その意味とは、くまそ=焼畑文明を指し、ヤマトタケルとは水田文明であり、その争いは、焼畑(=粟)を水田(=稲作)が駆逐する、血生臭い産業大戦争、大革命であったことが想像できるだろう。
■古代インドネシア語を用いて展開され・・・
香川・和歌山では、焼畑で栽培されている「そば」は、インドネシア語のコバル(kobar燃え上がる)に由来し、「おかぼ=陸稲、開拓耕地、畑」をフマ(huma)と呼ぶ。台湾原住民の言葉で(homa)ピュマは焼畑をする民のことも表す。これら、コバ、フマがクマとなり熊襲のクマは「畑作」あるいは「焼畑作」を意味するという。

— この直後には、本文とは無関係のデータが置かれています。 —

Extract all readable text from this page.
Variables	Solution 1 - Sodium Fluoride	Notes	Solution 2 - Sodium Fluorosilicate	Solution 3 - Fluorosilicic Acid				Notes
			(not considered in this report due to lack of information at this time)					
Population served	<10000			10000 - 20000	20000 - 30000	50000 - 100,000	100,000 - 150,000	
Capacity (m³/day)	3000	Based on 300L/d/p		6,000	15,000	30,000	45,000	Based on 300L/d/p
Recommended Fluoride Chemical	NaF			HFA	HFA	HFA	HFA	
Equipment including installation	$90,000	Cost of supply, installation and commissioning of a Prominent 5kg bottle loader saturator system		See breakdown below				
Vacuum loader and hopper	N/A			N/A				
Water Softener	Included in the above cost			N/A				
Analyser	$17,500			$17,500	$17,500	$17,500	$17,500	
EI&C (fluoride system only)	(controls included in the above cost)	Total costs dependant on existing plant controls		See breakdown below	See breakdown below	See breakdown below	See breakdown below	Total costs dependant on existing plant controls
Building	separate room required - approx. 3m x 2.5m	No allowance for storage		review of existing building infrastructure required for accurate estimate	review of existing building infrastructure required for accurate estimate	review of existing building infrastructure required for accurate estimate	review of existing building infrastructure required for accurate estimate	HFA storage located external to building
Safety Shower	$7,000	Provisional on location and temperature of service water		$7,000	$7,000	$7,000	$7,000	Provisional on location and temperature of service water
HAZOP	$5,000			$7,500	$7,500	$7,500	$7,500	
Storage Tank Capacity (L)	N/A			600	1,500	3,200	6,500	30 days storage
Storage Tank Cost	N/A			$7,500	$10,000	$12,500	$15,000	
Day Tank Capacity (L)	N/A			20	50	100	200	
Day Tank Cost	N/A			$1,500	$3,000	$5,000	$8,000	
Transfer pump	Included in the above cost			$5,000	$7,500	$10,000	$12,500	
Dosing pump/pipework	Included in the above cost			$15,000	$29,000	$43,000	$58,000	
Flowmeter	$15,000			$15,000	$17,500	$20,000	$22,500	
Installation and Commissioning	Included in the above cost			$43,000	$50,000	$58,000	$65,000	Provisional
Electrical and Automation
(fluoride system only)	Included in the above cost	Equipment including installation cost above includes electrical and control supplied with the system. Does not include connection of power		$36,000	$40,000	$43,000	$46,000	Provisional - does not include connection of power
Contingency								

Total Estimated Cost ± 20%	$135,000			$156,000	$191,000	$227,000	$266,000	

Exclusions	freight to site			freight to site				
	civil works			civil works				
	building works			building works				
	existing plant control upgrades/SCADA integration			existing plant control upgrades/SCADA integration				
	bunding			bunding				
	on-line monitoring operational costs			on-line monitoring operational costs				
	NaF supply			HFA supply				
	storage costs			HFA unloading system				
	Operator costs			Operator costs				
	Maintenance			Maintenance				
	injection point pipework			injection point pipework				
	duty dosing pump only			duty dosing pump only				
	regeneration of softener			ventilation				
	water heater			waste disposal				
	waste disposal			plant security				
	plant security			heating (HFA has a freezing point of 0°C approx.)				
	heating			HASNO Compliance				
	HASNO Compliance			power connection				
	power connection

一方、熊襲のソは人のこと(tao/tauは族などの意味が台湾原住民の言葉に確認される)熊襲=クマソは焼畑をする人となる。だが、焼畑をする人々は日本全国に散在していた。稲作は、縄文最末期には既に始まっていて、縄文畑作文化のアワと弥生稲作文化のイネは、相互に補完する食物として成立していたが、ヤマト勢力を強めていく支配体制を確立させるには、競争財になっていく。つまり、稲作文化を、全国の畑作・焼畑文化を圧倒し侵略した「弥生時代の古代産業革命」と、一泉氏は語る。
■ヤマトタケルの伝説:九州に入った小碓命(=やまとたけるを名乗る前)は、
熊襲建の新室の宴に美少女に変装して忍び込み、宴たけなわの頃を狙ってまず兄建を斬り、続いて弟建に刃を突き立てた。誅伐された弟建は死に臨み、その武勇を嘆賞し、自らをヤマトヲグナと名乗る小碓命に譲って倭建(ヤマトタケル)の号を献じた。その後、ヤマトタケルの侵攻(産業革命の戦争)は、愛知県、静岡県から茨城県~宮城県の方まで続いた。